Jimmy wanted very much to talk about a book he was reading, Religion Explained: The Human Instincts that Fashion Gods, Spirits and Ancestors, by Pascal Boyer, but the precis he provided did not fit easily into the list of topics compiled by the organizers is a cognitive anthropologist, one of many who think religion is an aspect of culture which does not need its own subject heading in university catalogs. I ran across his name when I was studying Richard Dawkins and the New Atheists last year. He uses Dawkins' concept of memes, a kind of cultural DNA, to show how the mind can be programmed to embrace and spread religious ideas. One enthusiastic reviewer of Boyer's book seemed to believe that the author supported his idea that "religion is a collection of fantasies about spirits." I bought Religion Explained on the way home at Kinokuniya, the largest English language bookstore in Bangkok, and quickly read the first chapter on religion's origin. I found his ideas to be provocative and stimulating. “Religion," he writes, "is about the existence and causal powers of non-observable entities and agencies” and is made up of "a limited catalogue of possible supernatural beliefs." These beliefs are counter-intuitive and violate some expectations (i.e., that a virgin could give birth) while preserving others (she gave birth to a human, not a frog).

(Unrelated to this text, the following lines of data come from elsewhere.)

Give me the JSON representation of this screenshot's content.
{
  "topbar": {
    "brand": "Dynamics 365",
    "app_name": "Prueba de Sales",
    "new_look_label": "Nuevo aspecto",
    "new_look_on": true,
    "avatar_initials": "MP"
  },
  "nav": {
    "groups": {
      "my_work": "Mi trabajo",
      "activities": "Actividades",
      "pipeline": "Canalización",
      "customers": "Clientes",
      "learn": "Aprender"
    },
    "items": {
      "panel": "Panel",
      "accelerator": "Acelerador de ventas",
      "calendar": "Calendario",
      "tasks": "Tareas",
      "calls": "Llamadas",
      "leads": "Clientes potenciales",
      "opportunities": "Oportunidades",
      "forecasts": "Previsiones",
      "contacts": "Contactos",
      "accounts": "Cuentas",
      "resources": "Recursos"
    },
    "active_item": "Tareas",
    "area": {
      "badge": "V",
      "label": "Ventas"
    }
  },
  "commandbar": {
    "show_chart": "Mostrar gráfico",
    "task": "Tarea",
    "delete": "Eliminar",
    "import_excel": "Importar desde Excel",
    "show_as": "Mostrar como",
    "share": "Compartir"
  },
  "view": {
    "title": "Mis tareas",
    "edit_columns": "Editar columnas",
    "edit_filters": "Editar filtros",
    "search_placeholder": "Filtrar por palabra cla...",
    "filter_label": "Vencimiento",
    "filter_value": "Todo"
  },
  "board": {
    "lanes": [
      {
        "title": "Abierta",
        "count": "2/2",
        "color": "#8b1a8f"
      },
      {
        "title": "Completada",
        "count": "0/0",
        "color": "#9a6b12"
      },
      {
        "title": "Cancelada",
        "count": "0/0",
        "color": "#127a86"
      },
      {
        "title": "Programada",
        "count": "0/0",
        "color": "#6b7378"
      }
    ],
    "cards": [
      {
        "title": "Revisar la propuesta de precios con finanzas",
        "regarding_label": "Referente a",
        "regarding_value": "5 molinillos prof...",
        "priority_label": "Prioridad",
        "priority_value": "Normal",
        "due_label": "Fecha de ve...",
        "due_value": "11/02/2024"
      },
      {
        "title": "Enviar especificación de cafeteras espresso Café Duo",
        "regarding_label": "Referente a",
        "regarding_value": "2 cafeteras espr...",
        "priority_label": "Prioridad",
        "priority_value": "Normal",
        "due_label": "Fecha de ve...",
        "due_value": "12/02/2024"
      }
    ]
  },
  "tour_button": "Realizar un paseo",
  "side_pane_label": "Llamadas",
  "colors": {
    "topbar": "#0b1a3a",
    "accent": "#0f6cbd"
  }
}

Many years ago I gave a talk at UC Santa Cruz on "The End of Religion" in which I argued that a religion was the creation of a community that spoke the same language and shared an identity. I found the objects of religious belief (gods, miracles, rules) less interesting than the social context within which people make creative sense of the problems in their world: illness, death, suffering, injustice, etc. I kept the outline of that talk without detailed notes, and now I'm trying to reconstruct my thinking as well as learn about the new debunkers of religion as a substantive category for intellectual and scientific study. I can sense Noel rolling over in his grave. For him the subject of religion was sacred if not its contents (he was less of a true believer than most people thought). Boyer contrasts the well-known claims of religion with some fanciful constructs and asks how we can tell the difference. I'll share my findings in another post.